Frustrated Artist Tour
- Associated album: Worldwide Underground
- Start date: January 12, 2003
- End date: February 22, 2003
- Legs: 3
- No. of shows: 30 in North America; 2 in Europe; 32 total;

Erykah Badu concert chronology
- Mama's Gun World Tour (2001); Frustrated Artist Tour (2003); Worldwide Underground Tour (2004);

= Frustrated Artist Tour =

2003 concert tour by Erykah Badu

The Frustrated Artist Tour was a club and theater tour by American R&B singer Erykah Badu. During the summer of 2002, Badu at the time was getting writer's block from penning songs for her album Worldwide Underground. Hoping to find inspiration, she set out on a 2-month trek of theaters and small clubs, with additional dates added through the summer until December. During this tour, Erykah had the chance to showcase new songs from the album, "Danger", "I Want You", "Woo" and "Back in the Day (Puff)". A new song "Dear Misery" was performed well as hits.
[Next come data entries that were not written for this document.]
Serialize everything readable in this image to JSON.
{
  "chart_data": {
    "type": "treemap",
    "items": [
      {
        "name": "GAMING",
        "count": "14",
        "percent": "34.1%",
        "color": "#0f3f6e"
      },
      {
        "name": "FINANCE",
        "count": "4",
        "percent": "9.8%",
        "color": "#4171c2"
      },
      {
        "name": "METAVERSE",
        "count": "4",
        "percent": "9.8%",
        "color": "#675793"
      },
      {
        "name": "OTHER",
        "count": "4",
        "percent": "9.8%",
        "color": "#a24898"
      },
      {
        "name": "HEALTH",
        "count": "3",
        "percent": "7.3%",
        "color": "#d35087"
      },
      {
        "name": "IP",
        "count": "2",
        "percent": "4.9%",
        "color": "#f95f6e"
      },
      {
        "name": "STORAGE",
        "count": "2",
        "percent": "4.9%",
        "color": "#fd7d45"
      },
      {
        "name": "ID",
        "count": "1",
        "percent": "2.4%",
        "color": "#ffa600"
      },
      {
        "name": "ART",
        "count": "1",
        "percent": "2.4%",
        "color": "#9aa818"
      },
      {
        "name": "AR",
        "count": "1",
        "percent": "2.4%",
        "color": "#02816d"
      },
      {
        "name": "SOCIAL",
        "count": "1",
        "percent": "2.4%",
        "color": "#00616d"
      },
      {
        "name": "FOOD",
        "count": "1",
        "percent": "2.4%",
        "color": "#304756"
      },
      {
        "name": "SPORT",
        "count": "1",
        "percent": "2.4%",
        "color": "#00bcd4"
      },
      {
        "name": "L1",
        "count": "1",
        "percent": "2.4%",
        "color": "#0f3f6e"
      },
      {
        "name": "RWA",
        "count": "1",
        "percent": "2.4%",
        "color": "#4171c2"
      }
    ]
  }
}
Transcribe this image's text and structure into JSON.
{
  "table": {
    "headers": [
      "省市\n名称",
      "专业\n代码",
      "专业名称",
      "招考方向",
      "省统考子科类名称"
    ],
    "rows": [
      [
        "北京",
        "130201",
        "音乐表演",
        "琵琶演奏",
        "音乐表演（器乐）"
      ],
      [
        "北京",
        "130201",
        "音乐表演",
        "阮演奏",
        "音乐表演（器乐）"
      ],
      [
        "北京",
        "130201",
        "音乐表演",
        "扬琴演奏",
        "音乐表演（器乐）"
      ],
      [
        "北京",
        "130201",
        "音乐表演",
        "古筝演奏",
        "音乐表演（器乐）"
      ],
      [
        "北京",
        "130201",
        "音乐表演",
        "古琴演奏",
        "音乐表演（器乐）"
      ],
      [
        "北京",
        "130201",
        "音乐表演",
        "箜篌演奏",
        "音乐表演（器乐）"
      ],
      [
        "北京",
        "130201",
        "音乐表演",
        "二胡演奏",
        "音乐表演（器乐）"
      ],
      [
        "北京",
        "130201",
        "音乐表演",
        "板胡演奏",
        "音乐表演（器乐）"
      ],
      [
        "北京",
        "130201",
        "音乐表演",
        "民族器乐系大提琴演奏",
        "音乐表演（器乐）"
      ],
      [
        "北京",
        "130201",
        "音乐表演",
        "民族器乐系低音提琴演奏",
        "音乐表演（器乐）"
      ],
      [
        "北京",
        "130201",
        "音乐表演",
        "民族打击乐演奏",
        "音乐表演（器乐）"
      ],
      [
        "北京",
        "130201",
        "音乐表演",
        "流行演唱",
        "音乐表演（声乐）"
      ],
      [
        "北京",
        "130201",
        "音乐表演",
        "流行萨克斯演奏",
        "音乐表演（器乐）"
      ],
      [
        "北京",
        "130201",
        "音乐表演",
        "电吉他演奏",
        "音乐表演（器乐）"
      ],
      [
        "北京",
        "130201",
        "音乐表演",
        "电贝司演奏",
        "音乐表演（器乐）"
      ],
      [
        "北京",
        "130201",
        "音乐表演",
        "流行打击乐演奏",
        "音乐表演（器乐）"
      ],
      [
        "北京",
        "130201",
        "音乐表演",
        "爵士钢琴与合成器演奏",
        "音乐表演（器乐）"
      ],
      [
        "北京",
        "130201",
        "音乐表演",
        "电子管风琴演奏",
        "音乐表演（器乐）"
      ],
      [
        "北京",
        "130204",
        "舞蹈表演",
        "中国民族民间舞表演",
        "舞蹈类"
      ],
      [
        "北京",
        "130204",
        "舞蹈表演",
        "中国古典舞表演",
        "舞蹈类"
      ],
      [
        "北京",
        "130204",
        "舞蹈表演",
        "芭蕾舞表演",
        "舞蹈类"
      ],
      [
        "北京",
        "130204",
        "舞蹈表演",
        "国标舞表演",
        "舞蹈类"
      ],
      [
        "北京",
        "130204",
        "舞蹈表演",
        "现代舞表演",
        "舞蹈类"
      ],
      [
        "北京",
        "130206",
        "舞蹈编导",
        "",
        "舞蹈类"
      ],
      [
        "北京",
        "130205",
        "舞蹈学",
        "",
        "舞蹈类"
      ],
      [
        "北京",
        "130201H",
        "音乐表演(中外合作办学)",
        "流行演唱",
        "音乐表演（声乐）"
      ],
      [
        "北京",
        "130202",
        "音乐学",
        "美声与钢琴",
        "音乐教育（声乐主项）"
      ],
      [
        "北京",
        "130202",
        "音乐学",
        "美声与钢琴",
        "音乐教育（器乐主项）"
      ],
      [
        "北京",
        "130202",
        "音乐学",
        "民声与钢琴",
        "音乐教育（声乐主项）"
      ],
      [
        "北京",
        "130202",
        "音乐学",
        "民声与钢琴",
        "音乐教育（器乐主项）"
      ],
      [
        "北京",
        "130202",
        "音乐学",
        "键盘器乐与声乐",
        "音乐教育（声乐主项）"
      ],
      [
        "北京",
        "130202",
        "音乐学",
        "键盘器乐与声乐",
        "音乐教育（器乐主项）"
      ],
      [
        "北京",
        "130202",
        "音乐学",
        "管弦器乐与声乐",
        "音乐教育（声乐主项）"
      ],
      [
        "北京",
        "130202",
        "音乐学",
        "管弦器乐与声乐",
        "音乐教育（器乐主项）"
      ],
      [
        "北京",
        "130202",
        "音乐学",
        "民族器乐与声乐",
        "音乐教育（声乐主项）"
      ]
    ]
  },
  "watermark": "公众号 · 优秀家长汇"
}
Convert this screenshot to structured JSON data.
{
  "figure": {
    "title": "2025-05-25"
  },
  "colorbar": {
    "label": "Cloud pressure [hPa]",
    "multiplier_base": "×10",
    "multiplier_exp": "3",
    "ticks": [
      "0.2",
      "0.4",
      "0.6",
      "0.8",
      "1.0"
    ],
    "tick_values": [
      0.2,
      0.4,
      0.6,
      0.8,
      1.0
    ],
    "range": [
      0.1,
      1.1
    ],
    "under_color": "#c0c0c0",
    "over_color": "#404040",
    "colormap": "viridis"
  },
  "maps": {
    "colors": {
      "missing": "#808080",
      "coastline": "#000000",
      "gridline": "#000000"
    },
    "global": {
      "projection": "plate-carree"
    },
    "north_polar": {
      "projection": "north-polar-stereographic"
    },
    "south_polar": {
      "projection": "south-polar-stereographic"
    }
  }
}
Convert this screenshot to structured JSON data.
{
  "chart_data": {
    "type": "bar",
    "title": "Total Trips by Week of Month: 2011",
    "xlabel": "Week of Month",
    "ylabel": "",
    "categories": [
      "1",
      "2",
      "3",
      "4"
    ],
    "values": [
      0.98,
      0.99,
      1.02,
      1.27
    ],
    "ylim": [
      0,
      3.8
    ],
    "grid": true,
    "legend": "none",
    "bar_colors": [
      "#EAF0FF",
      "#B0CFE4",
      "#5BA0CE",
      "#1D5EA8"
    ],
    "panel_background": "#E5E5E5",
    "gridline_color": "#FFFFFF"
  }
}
Badu's show featured a DJ, laser lights, and audience participation as Erykah would perform songs requested from the audience. Badu would often stage dive into the audience, and singer Zap Mama would appear on select dates as a featured guest.

==Opening act==
- Common (USA—Leg, select dates)
- Cody Chesnutt (USA—Leg)

==Set list==
1. "Badu Show" (Intro)
2. "Bump It"
3. "No Love"^{1}
4. "Certainly"
5. "Back in the Day (Puff)"^{1}
6. "Otherside of the Game"
7. "Danger"
8. Medley: "On & On"/"...& On"
9. "Woo"
10. "Appletree"
11. "Penitentiary Philosophy"
12. "I Want You"
13. "Baby I'm Scared of You"^{1}
14. "Cleva"
15. "Dear Misery" (New song)
16. "Do You Wanna' Go to Hell?" (with Cody Chesnutt) (New song)
17. "Kiss Me on My Neck" (contains excerpts of "My Neck, My Back (Lick It)"
18. "Didn't Cha Know?"
19. "Time's a Wastin'"^{1}
20. "Ye Yo" ^{1}
21. "Next Lifetime"
22. "Orange Moon"^{1}
23. "Green Eyes"
24. "Love of My Life (An Ode to Hip-Hop)" (contains excerpts of "La Di Da Di" and "Rapper's Delight")
25. "Bag Lady"

^{1}performed only on selected dates in North America
^{2}performed on dates in Europe

==Notes==
- Badu's boyfriend at that time was hip hop artist Common. On select dates for the performance of their number one R&B hit, "Love of My Life (Hip-Hop)", Common joined Erykah on stage, both performers delivering a rousing ovation of the song.
- Opening act Cody Chesnutt joined in for her performance of "Do You Want To Go To Hell" on selected dates during the tour.
- For her concert on June 30, in Chicago at the Petrillo Band Shell, R&B singer Syleena Johnson was featured as opening act before the show.

==Tour dates==

| Date | City | Country | Venue |
North America
| January 12, 2003 | Seattle | United States | The Showbox |
| January 14, 2003 | San Francisco | The Fillmore |
| January 15, 2003 | San Diego | Belly Up |
| January 16, 2003 | West Hollywood | House of Blues |
| January 18, 2003 | Las Vegas | House of Blues |
| January 19, 2003 | Phoenix | Club Rio |
| January 20, 2003 | Albuquerque | Sunshine Theater |
| January 21, 2003 | Denver | Paramount Theatre |
| January 23, 2003 | St. Louis | The Pageant |
| January 24, 2003 | Minneapolis | First Avenue |
| January 25, 2003 | Chicago | House of Blues |
| January 27, 2003 | Royal Oak | Royal Oak Music Theatre |
| January 29, 2003 | New York City | S.O.B.'s |
January 30, 2003
| January 31, 2003 | Washington, D.C. | Dream |
| February 1, 2003 | Atlantic City | Xanadu Theater |
| February 3, 2003 | Philadelphia | Theatre of Living Arts |
| February 4, 2003 | Pittsburgh | Club Laga |
| February 5, 2003 | Indianapolis | The Vogue |
| February 8, 2003 | Lake Buena Vista | House of Blues |
| February 9, 2003 | Miami | The Level |
| February 13, 2003 | Myrtle Beach | House of Blues |
| February 14, 2003 | Atlanta | The Tabernacle |
| February 15, 2003 | Robinsonville | River Palace Arena |
| February 18, 2003 | New Orleans | House of Blues |
| February 20, 2003 | Grambling | Sandle Theater |
| February 21, 2003 | Austin | Austin Music Hall (Originally scheduled for Stubb’s Bar-B-Q/Waller Creek Ampitheater) |
| February 22, 2003 | Dallas | House of Blues |
| June 15, 2003 | San Diego | 4th and B |
| June 30, 2003 | Chicago | Petrillo Music Shell |
Europe
| December 9, 2003 | Milan | Italy | Teatro alla Scala |
| December 10, 2003 | Warsaw | Poland | Sala Kongresowa |

Notes
- The tour resumed that summer through December, not all tour dates listed.